Réduction de la masse salariale et des activités d’insertion, tri des publics accueillis… Les conséquences ne se sont pas fait attendre dans les centres d’hébergement et de réinsertion sociale (CHRS) face au plan d’économies qui leur est imposé à hauteur de 57 millions d’euros d’ici la fin du quinquennat et de 20 millions d’euros pour la seule année 2018.
Selon une enquête menée entre janvier et mars 2019 auprès de 190 gestionnaires de CHRS, les restrictions budgétaires qui visent à faire converger les tarifs de ces centres autour d’un tarif moyen unique ont impacté plus de 9 CHRS sur 10 en 2018. Ces économies ont donc touché à la fois les établissements au-dessus des tarifs moyens (40 % des économies générées) mais également et surtout les dispositifs sous-dotés (60 % des économies générées). Ce qui a amené 41 % des gestionnaires interrogés à réduire en priorité le nombre d’intervenants sociaux de leurs structures, notamment éducatifs, et les prestations proposées. Ils ont également été amenés à recruter des profils moins diplômés et moins expérimentés, moins aptes à suivre les cas nécessitant un accompagnement plus complexe : « Nous remplaçons progressivement des éducateurs spécialisés par des moniteurs-éducateurs, des moniteurs-éducateurs par des non-diplômés… », témoigne un des gestionnaires questionnés dans le cadre de cette enquête.
Quant aux prestations, si certaines sont réduites dans certaines structures, comme l’accueil de jour, l’accompagnement juridique proposé aux femmes victimes de violences, d’autres sont tout simplement supprimées. Certaines associations citent l’abandon des temps éducatifs le week-end ou encore la suppression d’ateliers d’aide à l’insertion. Une baisse de qualité se fait aussi ressentir du côté des prestations liées à l’alimentation, avec la fermeture des restaurants, l’arrêt de repas chauds ou encore la réduction des tickets-services.
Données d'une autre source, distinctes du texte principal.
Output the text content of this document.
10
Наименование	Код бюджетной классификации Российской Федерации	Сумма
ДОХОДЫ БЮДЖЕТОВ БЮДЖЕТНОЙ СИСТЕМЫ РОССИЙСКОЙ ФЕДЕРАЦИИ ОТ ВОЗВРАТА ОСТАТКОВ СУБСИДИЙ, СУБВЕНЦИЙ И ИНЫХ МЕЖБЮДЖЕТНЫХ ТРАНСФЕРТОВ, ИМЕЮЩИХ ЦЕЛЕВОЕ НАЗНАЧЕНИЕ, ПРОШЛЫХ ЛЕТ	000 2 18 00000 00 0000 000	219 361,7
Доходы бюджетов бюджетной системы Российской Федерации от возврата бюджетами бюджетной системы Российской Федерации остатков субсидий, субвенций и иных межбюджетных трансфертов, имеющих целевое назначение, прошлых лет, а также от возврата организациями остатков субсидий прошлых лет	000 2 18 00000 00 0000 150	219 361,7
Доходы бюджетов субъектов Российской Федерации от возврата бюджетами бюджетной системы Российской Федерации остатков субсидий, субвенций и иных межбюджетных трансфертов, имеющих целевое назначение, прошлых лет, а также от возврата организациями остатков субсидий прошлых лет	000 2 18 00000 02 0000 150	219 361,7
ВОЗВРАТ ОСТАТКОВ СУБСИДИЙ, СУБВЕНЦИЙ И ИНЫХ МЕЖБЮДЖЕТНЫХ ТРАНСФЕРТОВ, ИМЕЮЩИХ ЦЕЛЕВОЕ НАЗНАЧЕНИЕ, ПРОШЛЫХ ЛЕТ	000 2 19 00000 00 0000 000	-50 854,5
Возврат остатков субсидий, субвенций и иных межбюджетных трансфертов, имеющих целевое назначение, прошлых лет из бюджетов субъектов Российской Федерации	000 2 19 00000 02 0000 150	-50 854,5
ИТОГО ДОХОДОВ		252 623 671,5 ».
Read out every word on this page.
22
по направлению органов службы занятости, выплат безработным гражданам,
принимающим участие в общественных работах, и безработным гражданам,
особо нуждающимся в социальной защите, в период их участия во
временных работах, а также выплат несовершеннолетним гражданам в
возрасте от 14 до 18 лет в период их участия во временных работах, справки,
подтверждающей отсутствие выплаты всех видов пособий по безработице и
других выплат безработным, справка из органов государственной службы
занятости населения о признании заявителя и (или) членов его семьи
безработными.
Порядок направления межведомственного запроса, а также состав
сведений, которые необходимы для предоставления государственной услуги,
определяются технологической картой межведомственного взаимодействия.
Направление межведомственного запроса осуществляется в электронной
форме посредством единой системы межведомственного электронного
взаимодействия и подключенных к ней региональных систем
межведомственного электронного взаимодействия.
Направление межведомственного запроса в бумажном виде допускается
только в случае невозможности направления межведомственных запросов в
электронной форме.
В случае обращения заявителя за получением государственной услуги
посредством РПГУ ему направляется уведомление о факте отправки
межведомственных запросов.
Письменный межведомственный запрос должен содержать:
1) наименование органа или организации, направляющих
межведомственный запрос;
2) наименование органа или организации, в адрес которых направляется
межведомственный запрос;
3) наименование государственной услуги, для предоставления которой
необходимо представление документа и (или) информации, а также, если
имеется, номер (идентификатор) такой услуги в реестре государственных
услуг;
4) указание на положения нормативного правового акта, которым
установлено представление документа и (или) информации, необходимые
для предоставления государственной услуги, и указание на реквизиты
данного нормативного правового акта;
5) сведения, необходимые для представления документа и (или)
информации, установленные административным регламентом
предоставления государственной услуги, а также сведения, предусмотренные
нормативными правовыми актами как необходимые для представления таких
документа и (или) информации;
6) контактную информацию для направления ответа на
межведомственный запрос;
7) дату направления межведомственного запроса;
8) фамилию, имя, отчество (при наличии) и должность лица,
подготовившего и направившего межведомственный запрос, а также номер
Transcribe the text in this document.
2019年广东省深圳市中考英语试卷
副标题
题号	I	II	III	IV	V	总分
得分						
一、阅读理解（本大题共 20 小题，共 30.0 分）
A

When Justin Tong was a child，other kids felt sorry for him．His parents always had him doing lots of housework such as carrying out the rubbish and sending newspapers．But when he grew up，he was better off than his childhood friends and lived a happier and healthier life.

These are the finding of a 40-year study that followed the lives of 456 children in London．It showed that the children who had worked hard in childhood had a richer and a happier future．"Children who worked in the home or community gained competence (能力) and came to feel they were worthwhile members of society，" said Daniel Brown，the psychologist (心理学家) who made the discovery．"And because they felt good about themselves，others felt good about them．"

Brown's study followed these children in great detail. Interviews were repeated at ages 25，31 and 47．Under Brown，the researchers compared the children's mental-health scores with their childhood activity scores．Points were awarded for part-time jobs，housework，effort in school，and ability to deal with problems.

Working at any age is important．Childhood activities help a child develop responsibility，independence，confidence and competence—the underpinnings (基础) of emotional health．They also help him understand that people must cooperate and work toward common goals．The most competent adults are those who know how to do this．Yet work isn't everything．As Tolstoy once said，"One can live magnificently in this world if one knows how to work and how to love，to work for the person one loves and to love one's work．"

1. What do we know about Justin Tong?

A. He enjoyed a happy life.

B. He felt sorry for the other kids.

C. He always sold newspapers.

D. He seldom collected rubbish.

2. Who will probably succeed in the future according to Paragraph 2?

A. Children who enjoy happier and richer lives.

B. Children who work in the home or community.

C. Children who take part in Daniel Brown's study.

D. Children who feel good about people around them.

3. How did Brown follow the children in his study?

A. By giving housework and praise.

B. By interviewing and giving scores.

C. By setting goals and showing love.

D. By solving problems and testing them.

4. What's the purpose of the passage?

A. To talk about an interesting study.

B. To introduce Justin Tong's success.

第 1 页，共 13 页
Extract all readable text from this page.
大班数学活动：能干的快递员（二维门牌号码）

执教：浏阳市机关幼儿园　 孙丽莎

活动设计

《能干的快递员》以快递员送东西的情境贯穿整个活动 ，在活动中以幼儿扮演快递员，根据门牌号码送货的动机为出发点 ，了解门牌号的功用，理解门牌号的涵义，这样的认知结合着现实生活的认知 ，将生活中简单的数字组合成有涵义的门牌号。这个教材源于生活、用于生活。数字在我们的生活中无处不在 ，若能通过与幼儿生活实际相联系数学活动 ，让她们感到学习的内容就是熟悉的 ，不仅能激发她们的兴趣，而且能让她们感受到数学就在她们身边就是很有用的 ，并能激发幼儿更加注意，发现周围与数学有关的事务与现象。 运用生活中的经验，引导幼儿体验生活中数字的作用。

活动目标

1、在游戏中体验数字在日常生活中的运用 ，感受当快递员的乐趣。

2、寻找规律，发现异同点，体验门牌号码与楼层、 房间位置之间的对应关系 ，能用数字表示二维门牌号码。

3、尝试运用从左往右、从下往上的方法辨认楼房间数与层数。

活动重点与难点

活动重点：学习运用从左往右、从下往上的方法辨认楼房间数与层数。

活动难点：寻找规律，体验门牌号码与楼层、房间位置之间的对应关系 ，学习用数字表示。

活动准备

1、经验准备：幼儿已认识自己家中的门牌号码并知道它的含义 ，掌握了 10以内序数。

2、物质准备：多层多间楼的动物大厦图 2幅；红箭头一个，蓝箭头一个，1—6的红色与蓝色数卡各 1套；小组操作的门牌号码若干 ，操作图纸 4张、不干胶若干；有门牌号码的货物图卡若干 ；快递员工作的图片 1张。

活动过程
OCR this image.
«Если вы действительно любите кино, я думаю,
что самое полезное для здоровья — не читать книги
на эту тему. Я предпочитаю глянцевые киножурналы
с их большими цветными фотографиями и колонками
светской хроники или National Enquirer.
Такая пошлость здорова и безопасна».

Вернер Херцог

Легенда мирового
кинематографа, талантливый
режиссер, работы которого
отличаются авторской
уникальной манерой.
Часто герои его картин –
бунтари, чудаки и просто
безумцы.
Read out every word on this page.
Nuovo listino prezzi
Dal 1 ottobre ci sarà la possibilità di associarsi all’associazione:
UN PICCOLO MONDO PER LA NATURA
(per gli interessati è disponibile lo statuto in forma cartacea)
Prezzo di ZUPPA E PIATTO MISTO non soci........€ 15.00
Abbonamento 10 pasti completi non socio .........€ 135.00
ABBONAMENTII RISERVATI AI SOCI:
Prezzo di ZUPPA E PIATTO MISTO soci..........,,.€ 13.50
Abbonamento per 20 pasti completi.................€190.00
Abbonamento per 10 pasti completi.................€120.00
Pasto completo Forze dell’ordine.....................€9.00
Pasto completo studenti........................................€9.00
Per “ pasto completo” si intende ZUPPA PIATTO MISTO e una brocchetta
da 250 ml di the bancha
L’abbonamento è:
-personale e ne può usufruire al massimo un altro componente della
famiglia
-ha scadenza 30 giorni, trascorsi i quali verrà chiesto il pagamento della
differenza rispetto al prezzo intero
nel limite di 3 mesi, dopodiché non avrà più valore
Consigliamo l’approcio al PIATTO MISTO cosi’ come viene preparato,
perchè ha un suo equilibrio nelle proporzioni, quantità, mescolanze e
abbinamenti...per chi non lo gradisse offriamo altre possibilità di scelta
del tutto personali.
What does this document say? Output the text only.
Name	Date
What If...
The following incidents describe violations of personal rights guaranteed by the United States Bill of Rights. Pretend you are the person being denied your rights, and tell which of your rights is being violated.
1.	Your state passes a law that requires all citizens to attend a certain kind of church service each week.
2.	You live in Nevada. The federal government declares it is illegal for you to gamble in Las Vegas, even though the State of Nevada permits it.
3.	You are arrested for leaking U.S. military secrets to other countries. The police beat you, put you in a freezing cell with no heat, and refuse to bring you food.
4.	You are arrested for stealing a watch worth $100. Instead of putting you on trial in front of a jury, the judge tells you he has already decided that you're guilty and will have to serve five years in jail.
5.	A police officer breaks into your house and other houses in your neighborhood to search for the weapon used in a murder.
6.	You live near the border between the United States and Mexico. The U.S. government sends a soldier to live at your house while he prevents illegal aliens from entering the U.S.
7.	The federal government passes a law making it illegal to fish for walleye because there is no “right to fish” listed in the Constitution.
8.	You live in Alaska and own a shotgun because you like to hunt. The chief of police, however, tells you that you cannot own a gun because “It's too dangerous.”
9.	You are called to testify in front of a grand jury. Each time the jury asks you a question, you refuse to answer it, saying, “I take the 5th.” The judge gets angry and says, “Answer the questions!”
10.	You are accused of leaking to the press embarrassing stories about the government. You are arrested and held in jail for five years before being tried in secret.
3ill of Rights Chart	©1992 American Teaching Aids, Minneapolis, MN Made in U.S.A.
Pire, la réduction des crédits en CHRS fait craindre une sélection des publics pour 16 % des répondants, avec une priorisation des publics pouvant financer la participation au séjour et, a contrario, la réduction de l’accueil des familles sans ressources. Les associations alertent également sur la fragilisation des dispositifs et activités annexes que soutiennent les CHRS tels que les ateliers et chantiers d’insertion (ACI).
« Comment peut-on à la fois faire évoluer son offre d’accompagnement, ses modalités d’hébergement et les compétences de ses professionnels tout en menant une politique drastique d’économie budgétaire ? », interrogent les associations.
Face aux difficultés soulevées par les associations, la DGCS a dégagé une enveloppe de 5 millions d’euros en 2018 pour neutraliser les effets de ces coupes mais seules 11 % des structures en auraient bénéficié. Des crédits supplémentaires ont également été alloués dans le cadre de la stratégie nationale de prévention et de lutte contre la pauvreté à hauteur de 10 millions d’euros. Un effort qui reste « insuffisant » pour les associations à l’origine de l’enquête. Un recours en annulation – toujours en instruction – a été engagé le 10 juillet 2018 par la Croix-Rouge française, la Fédération des acteurs de la solidarité, la Fehap, Nexem et l’Uniopss. Les mêmes organisations envisagent de réitérer leur démarche pour 2019. Dans le même temps, plusieurs CHRS ont choisi de manifester leur opposition au budget arrêté pour leurs dispositifs en 2018. Près d’un CHRS sur 10 a ainsi déposé un recours administratif et un CHRS sur 20 a souhaité poursuivre son action devant le juge de la tarification. « Le démarrage de la période de négociation des budgets des CHRS avec les services de l’Etat s’annonce délicat », estiment déjà les associations.